Big revenues, huge valuations and major losses: charting the era of the unicorn IPO
U.K. Police Have a Message for Crime Victims: Hand Over Your Private Data
Explainer video: When does data become big data?
Ookla's New Interactive Map Is a Helpful Tool for Understanding 5G Coverage
Galaxy S10 5G's insane Verizon data speeds restore my faith in 5G - CNET

Pretty easy right? Feel free to try out some other queries and the different endpoints. You can find the documentation at https://newsapi.org/docs and if you're logged in, all the example queries are already with your own API Key.

Now we have the headlines for 'Big Data', let's do something fun with it. We can visualize it with the wordcloud package. You can install the package via pip or conda-forge. Then, import the wordcloud & matplotlib packages

In [8]:
from wordcloud import WordCloud
import matplotlib.pyplot as plt

Now put all the headlines together in one string:

In [9]:
# Create an empty string
text_combined = ''
# Loop through all the headlines and add them to 'text_combined' 
for i in response_json['articles']:
    text_combined += i['title'] + ' ' # add a space after every headline, so the first and last words are not glued together
# Print the first 300 characters to screen for inspection
print(text_combined[0:300])
Want a competitive edge in the job market? Master big data.
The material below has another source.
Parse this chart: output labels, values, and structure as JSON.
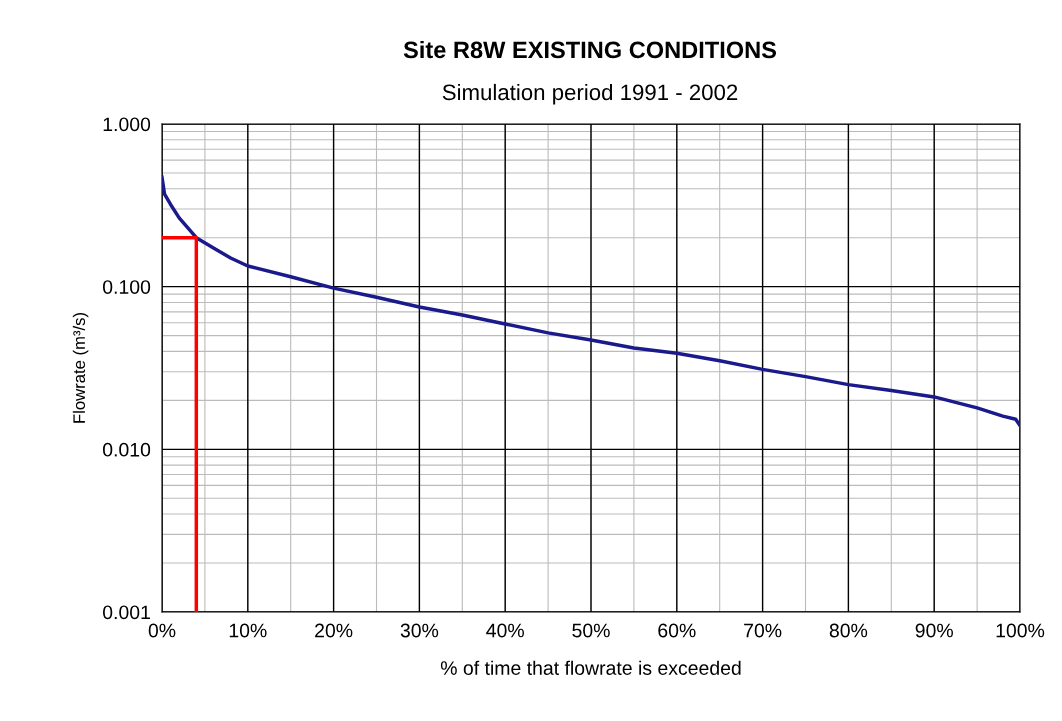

Senator proposes strict Do Not Track rules in new bill Sisense acquires Periscope Data to build integrated data science and analytics solution Details emerge of China’s ‘Big Brother’ surveillance app targeting Muslims Adtech veteran Quantca

Now we have all the headlines together in one variable, we can use it to generate the word cloud with the following code:

In [10]:
wordcloud = WordCloud(max_font_size=40).generate(text_combined)
plt.figure()
plt.imshow(wordcloud, interpolation="bilinear")
plt.axis("off")
plt.show()

What other cool things can you do with the NewsAPI and the wordcloud package?